Bu ayinler nasıl oluyordu?
Bu ayinler, törenler, dans, müzik ve şiirden oluşuyordu. Bedenlerini boyayan, tahtadan yapılmış maskeler takan, birtakım hareketler, jestler yapan ilk insanlar sesin, şiirin, müziğin eşliğinde birleşip bütünleşiyorlar, kendilerinden geçip duygu ve coşkuyla doluyorlar, esrime durumuna geçiyorlardı. Bu ayinler, törenler zamanla ilkel dinlerin kaynağını oluşturmuştur.

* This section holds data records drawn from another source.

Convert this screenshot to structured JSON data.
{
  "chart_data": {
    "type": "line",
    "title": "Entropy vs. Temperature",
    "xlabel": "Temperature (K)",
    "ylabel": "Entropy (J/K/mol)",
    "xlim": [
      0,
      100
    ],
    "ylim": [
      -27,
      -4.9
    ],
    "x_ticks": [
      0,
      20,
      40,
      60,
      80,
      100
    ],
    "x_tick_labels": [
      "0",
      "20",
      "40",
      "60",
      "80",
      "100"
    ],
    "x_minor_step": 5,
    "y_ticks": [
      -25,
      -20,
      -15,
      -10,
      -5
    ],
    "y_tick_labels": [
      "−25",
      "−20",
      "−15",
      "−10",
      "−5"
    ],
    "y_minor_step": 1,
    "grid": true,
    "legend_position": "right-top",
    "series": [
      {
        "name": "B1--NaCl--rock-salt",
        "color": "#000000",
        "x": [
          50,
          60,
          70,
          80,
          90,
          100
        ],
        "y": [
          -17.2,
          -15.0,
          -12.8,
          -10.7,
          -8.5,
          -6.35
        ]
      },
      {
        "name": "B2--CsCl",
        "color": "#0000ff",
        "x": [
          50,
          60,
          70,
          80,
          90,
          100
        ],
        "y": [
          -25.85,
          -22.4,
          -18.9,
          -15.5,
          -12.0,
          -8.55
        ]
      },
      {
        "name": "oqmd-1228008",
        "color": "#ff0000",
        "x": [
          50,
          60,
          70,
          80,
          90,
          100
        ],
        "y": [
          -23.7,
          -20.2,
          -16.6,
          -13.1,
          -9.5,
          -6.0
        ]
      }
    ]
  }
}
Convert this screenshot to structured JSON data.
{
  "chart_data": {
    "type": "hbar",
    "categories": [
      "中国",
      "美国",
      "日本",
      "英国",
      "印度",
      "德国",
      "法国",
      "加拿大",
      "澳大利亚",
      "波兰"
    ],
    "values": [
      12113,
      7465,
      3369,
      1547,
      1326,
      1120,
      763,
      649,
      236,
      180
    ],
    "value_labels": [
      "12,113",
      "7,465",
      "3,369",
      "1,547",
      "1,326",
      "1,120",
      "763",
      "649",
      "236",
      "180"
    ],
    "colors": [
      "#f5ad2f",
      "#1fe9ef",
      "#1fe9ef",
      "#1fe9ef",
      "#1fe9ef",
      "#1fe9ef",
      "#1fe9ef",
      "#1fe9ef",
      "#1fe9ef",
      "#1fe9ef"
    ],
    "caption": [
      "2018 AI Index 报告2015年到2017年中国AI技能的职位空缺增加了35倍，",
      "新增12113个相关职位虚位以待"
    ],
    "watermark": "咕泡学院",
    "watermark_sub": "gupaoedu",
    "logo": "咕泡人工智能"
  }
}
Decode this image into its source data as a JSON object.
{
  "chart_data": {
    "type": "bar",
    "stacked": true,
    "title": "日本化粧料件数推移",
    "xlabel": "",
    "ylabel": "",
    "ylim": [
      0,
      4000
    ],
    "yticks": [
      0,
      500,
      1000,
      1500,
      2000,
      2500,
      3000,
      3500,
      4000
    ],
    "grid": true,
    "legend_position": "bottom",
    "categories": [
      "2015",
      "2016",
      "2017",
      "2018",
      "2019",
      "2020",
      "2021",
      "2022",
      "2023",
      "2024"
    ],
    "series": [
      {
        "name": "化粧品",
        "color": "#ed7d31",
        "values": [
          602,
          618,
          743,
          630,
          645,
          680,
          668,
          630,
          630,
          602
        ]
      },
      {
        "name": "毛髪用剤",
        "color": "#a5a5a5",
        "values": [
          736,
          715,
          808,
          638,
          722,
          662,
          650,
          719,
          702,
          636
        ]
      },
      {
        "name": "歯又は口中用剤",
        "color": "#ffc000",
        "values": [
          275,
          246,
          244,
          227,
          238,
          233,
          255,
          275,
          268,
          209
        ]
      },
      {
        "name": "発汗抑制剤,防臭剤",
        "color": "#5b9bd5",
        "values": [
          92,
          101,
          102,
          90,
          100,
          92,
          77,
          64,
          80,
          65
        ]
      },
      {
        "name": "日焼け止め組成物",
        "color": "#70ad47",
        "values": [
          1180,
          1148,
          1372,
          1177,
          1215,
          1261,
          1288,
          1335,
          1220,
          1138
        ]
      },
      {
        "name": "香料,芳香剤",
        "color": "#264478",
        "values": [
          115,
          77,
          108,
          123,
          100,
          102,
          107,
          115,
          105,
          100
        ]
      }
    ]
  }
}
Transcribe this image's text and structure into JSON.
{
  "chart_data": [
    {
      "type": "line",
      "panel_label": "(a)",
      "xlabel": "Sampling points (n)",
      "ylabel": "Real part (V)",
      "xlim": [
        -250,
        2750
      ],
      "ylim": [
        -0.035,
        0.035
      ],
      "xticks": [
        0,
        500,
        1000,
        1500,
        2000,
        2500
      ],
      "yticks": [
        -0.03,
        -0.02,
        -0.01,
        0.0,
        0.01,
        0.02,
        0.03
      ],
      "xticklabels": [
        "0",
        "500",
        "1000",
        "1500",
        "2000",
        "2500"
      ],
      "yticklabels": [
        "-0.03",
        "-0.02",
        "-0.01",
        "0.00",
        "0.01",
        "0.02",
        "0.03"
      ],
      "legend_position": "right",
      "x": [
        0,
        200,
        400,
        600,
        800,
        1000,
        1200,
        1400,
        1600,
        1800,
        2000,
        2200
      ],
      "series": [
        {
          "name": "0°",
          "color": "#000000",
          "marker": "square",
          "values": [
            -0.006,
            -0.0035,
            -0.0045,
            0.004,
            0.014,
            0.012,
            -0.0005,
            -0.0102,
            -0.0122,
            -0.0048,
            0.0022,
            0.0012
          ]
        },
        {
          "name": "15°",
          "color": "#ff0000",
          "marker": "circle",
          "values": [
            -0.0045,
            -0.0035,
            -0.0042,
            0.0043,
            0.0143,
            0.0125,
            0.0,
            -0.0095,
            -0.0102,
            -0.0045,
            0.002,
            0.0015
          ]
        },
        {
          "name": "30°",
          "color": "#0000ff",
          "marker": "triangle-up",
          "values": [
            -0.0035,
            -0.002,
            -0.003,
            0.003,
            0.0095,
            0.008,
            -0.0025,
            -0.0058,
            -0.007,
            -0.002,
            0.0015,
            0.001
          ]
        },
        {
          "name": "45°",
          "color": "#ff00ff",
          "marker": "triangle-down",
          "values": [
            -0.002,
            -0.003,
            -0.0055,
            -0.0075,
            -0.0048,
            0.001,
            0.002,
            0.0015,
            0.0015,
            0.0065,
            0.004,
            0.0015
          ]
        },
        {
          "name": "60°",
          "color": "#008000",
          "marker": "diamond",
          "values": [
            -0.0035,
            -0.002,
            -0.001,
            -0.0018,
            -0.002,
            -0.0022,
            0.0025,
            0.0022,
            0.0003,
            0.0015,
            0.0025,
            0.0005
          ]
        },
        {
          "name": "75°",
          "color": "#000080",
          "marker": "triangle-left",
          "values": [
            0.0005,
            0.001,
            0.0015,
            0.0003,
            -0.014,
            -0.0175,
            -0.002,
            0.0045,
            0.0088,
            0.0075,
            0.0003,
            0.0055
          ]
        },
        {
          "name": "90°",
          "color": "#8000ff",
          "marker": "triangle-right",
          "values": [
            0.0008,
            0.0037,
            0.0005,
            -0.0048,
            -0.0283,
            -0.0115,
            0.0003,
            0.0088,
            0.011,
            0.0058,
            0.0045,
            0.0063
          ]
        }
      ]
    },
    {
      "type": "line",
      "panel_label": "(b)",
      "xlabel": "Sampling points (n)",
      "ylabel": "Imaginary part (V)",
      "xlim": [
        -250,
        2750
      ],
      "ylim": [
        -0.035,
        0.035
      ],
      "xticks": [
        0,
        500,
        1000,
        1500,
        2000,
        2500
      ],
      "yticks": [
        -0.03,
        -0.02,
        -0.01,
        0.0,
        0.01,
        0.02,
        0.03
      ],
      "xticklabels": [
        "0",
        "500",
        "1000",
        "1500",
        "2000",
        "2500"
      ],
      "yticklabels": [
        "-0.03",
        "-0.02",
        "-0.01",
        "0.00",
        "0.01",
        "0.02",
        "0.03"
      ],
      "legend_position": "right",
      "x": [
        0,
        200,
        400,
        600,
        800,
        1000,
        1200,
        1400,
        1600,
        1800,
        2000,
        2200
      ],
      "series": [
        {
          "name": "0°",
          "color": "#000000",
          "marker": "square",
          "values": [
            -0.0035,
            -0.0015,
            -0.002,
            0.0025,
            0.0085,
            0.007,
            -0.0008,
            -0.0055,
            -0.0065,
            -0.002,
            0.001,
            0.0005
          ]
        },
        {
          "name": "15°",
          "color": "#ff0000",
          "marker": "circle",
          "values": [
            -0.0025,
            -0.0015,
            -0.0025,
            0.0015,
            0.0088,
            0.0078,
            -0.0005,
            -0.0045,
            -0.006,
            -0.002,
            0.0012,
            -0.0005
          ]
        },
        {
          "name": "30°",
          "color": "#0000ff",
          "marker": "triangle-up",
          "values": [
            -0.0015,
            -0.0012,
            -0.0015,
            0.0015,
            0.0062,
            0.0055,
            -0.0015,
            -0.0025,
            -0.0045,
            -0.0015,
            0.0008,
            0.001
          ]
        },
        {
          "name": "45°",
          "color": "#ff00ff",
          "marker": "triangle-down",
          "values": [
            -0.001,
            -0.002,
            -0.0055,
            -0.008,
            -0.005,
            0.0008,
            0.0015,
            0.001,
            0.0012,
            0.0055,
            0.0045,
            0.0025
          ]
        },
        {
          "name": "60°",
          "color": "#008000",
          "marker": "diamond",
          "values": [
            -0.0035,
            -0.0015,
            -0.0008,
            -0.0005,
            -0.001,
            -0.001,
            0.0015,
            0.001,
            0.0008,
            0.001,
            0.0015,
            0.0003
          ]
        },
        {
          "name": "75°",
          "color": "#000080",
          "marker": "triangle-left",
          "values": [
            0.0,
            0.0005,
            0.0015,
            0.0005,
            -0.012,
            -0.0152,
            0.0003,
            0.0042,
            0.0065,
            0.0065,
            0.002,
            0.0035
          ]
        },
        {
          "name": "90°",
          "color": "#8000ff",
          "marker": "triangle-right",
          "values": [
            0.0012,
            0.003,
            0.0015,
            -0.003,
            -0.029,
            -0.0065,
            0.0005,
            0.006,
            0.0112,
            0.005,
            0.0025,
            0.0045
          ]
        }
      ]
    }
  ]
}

İnsanlar kendileriyle gökyüzünde bulunan iyi ruhlar ve tanrılar ile yeraltında saklanan cinlerin, devlerin, kötü ruhların, şeytanların arasındaki çatışmayı, sürtüşmeyi azaltmak ve böylece yaşamına haz vermek için ayinler, törenler düzenlemeyi ve bunları da üstün nitelikli insanların yönetmesini düzenli biçimde sürdürmeye başlamışlardır.
Dinsel ayinleri, törenleri yöneten şamanlar gökyüzündeki tanrı ile yeraltındaki cinlerin, devlerin, kötü ruhların, şeytanların anlaşmasını, uzlaşmasını sağlayarak yeryüzündeki insanın kaygıdan kurtulmasını, mutlu yaşamasını sağlamaya çalışmışlardır. Kaygı, insanlık tarihi boyunca tüm insanlardaki ortak belirtidir.